In 2017, I signed up to fundraising challenge Musical Chairs, to culminate in a workshop with a well-known conductor and young people from the National Orchestra for All (NOFA).
In return for raising £300 for NOFA, Musical Chairs offered the opportunity to start on a new instrument… and I’d always wanted to learn one you could play in a group (unlike the piano of my childhood).
Then I had to decide: what instrument? Of those in our house, the flute would be too problematic for my right shoulder, and the bagpipes were not an ensemble instrument. Then my eyes fell on the trumpet, abandoned since the arrival of son’s braces. Trumpet it was.
Musical Chairs organisers sent me the easiest trumpet part and lots of encouraging emails, but life before Christmas was busy, so the instrument didn’t get picked up until 1 January.
The workshop was happening on 24 February. Panic set in.
My first teacher was the trumpet-abandoning son and he succeeded in teaching me the right embouchure and to produce some noise. Then I had a couple of sessions with a trumpet-playing friend. Someone from the local wind orchestra also gave helpful input.

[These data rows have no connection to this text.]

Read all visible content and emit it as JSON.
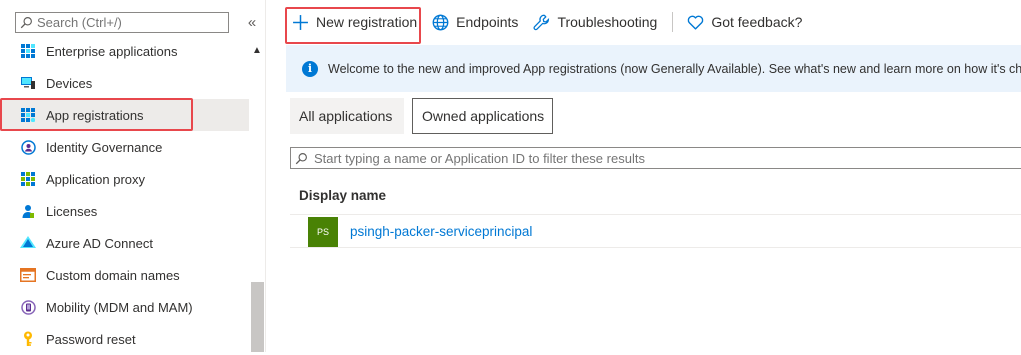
{
  "sidebar": {
    "search_placeholder": "Search (Ctrl+/)",
    "collapse_glyph": "«",
    "scroll_up_glyph": "▲",
    "items": [
      {
        "label": "Enterprise applications",
        "icon": "enterprise-apps-icon"
      },
      {
        "label": "Devices",
        "icon": "devices-icon"
      },
      {
        "label": "App registrations",
        "icon": "app-registrations-icon",
        "selected": true
      },
      {
        "label": "Identity Governance",
        "icon": "identity-governance-icon"
      },
      {
        "label": "Application proxy",
        "icon": "application-proxy-icon"
      },
      {
        "label": "Licenses",
        "icon": "licenses-icon"
      },
      {
        "label": "Azure AD Connect",
        "icon": "azure-ad-connect-icon"
      },
      {
        "label": "Custom domain names",
        "icon": "custom-domain-icon"
      },
      {
        "label": "Mobility (MDM and MAM)",
        "icon": "mobility-icon"
      },
      {
        "label": "Password reset",
        "icon": "password-reset-icon"
      }
    ]
  },
  "toolbar": {
    "new_registration": "New registration",
    "endpoints": "Endpoints",
    "troubleshooting": "Troubleshooting",
    "feedback": "Got feedback?"
  },
  "banner": {
    "info_glyph": "i",
    "text": "Welcome to the new and improved App registrations (now Generally Available). See what's new and learn more on how it's changed"
  },
  "tabs": {
    "all": "All applications",
    "owned": "Owned applications"
  },
  "filter": {
    "placeholder": "Start typing a name or Application ID to filter these results"
  },
  "table": {
    "column_display_name": "Display name",
    "rows": [
      {
        "initials": "PS",
        "name": "psingh-packer-serviceprincipal"
      }
    ]
  },
  "colors": {
    "accent": "#0078d4",
    "highlight": "#e8474c",
    "avatar": "#498205",
    "banner_bg": "#eaf3fc",
    "selected_bg": "#edebe9"
  }
}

Only seven weeks from picking up the trumpet to the big day, though. I was terrified.
Actually, it was amazing. The young people sitting around me were a mixture of surprised and proud that they were asked by an adult for tips and instructions. And of course there were others there on the day struggling like me. Nobody tut-tutted about my playing or inability to keep up.
I had a ball, and saw first hand why and how NOFA is fantastic and vital for the young people involved.
The day after, I landed in reality with a thud. Where could I possibly go from here with my minimal trumpet skills? My friend, realising my distress, claimed confidently that as I could now play a scale, I could join the brass (training) band.
I was thrilled – I love the sound of a brass band and always wanted to be part of one! But was he right? I went along to a rehearsal and he had of course been too kind; I just about managed one in ten notes.
But the band was really nice, I practised like mad at home (‘mum, do you have to’), and by week 3 I was given a (softer-toned) band cornet, so I wouldn’t blast the poor front row’s and conductor’s ears with trumpet-volume wrong notes from the back row.
I had enjoyed my first rehearsal enough to persist. And by May was playing in a gig! Well, playing some of the notes needed in the gig (relax: there were two other 3rd cornets).